Янкеля назначили дежурным, но так как это поле деятельности ему было незнакомо, то к нему приставили помощником и наставником еще одного воспитанника – Косаря.
Когда зимние лучи солнца робко запрыгали по стенкам спальни, толстенький и меланхоличный Косарь хмуро поднялся с койки и, натягивая сапоги, прохрипел:
– Янкель, вставай. Ты дежурный.
Вставать не хотелось: кругом, свернувшись калачиком, распластавшись на спине или уткнувшись носом в подушку, храпели восемь молодых чурбашек, и так хотелось закутаться с головой в теплое одеяло и похрапеть еще полчаса вместе с ними.
За стеной брякал рояль. Это Верблюдыч, проснувшийся с первым солнечным лучом, разучивал свою гамму. Верблюдыч сидел за роялем, – это означало, что времени восемь часов.
Янкель лениво зевнул и обратился к Косарю:
– Курить нет?
– Нету.
Потом оба кое-как оделись и двинулись в кладовку.
Кладовая находилась на чердаке, а площадкой ниже, в однокомнатной квартирке, жил эконом. От лестницы эту квартиру отделял довольно длинный коридор, дверь в который была постоянно замкнута на ключ, и нужно было долго стучаться, чтобы эконом услышал.
Янкель и Косарь остановились перед дверью в коридор. Косарь, лениво потягиваясь, стукнул кулаком по двери, вызывая эконома, и вдруг широко раскрыл заспанные глаза.
Дверь открылась от удара.
– Ишь ты, тетеря. Забыл закрыть, – покачал головой Косарь и, знаком позвав Янкеля, пошел в темноту.
Добрались ощупью до другой двери, открыли и вошли в прихожую, залитую солнечным светом.
В прихожей было так тепло и уютно, что заспанные общественники невольно медлили входить в комнату эконома, наслаждаясь минутами покоя и одиночества.

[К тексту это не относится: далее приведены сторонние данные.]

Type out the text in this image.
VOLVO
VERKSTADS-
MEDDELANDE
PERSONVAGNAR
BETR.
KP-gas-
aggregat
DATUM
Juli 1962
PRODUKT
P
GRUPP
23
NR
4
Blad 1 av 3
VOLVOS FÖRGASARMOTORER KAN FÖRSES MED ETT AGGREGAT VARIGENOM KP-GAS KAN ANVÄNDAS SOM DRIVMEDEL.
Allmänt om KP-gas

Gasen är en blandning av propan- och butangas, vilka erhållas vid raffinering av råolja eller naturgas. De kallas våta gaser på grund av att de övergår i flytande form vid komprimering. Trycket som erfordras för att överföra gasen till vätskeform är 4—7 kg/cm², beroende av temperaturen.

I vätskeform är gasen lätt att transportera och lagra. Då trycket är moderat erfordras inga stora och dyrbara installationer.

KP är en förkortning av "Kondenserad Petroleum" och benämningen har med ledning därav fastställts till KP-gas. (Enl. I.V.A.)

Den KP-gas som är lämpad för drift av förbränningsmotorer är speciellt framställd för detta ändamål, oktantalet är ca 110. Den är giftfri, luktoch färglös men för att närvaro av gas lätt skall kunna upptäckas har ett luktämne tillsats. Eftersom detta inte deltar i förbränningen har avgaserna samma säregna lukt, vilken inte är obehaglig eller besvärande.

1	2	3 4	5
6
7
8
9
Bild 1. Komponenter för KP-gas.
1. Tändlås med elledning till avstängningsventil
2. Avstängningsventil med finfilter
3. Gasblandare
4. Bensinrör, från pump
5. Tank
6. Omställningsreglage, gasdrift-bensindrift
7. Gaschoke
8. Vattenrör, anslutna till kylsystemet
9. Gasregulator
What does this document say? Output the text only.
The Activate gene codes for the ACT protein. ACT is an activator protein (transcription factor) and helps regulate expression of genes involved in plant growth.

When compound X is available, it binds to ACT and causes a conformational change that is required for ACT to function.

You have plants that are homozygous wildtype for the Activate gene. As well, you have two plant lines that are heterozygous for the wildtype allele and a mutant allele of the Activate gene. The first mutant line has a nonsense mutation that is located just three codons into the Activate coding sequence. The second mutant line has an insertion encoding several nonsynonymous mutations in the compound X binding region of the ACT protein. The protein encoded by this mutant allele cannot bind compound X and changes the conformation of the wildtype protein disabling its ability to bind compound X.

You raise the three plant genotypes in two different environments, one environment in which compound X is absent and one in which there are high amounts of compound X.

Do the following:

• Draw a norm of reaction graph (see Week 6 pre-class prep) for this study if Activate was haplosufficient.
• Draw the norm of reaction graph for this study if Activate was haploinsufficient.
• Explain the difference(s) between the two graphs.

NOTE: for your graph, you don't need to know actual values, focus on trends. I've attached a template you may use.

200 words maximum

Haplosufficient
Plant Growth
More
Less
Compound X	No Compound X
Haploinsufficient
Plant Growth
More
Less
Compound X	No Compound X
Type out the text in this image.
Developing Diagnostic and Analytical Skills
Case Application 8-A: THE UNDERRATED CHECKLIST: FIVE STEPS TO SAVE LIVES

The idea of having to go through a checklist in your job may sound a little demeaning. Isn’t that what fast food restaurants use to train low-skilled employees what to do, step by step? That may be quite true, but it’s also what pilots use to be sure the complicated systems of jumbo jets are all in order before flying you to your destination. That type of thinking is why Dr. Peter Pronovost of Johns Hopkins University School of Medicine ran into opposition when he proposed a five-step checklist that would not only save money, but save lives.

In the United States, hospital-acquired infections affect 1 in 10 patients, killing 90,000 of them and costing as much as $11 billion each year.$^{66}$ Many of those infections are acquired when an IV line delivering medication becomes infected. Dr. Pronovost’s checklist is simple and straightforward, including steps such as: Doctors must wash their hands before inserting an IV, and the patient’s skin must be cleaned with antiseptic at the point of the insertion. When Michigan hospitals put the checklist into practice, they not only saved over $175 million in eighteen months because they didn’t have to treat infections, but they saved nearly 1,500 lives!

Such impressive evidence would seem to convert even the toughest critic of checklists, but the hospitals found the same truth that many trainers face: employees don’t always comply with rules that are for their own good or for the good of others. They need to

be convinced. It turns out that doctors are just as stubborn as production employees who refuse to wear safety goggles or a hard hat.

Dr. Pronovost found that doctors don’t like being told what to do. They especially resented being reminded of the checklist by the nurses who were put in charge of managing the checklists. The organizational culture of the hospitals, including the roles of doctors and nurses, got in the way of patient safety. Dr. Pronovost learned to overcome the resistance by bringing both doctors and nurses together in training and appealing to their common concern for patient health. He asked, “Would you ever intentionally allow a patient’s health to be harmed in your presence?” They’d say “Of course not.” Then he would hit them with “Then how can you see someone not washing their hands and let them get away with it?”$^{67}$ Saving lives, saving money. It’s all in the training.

В этот момент и случилось то простое, но памятное дело, в котором Янкель впервые выказал свои незаурядные способности.
Косарь стоял и силился побороть необычайную сонливость, упорно направляя все мысли к одному: надо войти к эконому. В момент, когда, казалось, сила воли поборола в нем лень и когда он хотел уже нажать ручку двери, вдруг послышался голос Янкеля, странно изменившийся до шепота:
– Курить хочешь?
Хотел ли курить Косарь? Еще бы не хотел! Поэтому вся энергия, собранная на то, чтобы открыть дверь, вдруг сразу вырвалась в повороте к Янкелю и в энергичном возгласе:
– Хочу!
– Ну, так, пожалуйста, кури. Вон табак.
Косарь проследил за взглядом Янкеля и замер, упершись глазами в стол.
Там правильными рядами лежали аккуратненькие коричневые четвертушки табаку. По обложке наметанный глаз курильщика определил: высший сорт Б.
Пачек сорок – было мысленное заключение практических математиков.
Взглянули друг на друга и решили, не сговариваясь: 40 – 2 = 38. Авось не заметят недостачи.
Так же молча подошли к столу и, положив по пачке в карман, вышли на цыпочках из комнаты.
Сонную тишину спальни нарушил треск двери, и два возбужденных шпаргонца ворвались в комнату.
– Ребята, табак!
Восемь голов мгновенно вынырнули из-под одеял, восемь пар глаз заблестело масляным блеском, узрев в поднятых руках Косаря и Янкеля аппетитные пачки.
Первым оправился Цыган. Быстро вскочив с койки и исследовав вблизи милые четвертушки, он жадно спросил:
– Где?
Дежурные молча мотнули головами по направлению к комнате эконома. Цыган сорвался с места и скрылся за дверьми.
Спальня притихла в томительном ожидании.
– Ура, сволочи! Есть!
Громоносцев влетел победоносно, размахивая двумя пачками табаку.
Пример заразителен, и никакие силы уже не могли сдержать оставшихся.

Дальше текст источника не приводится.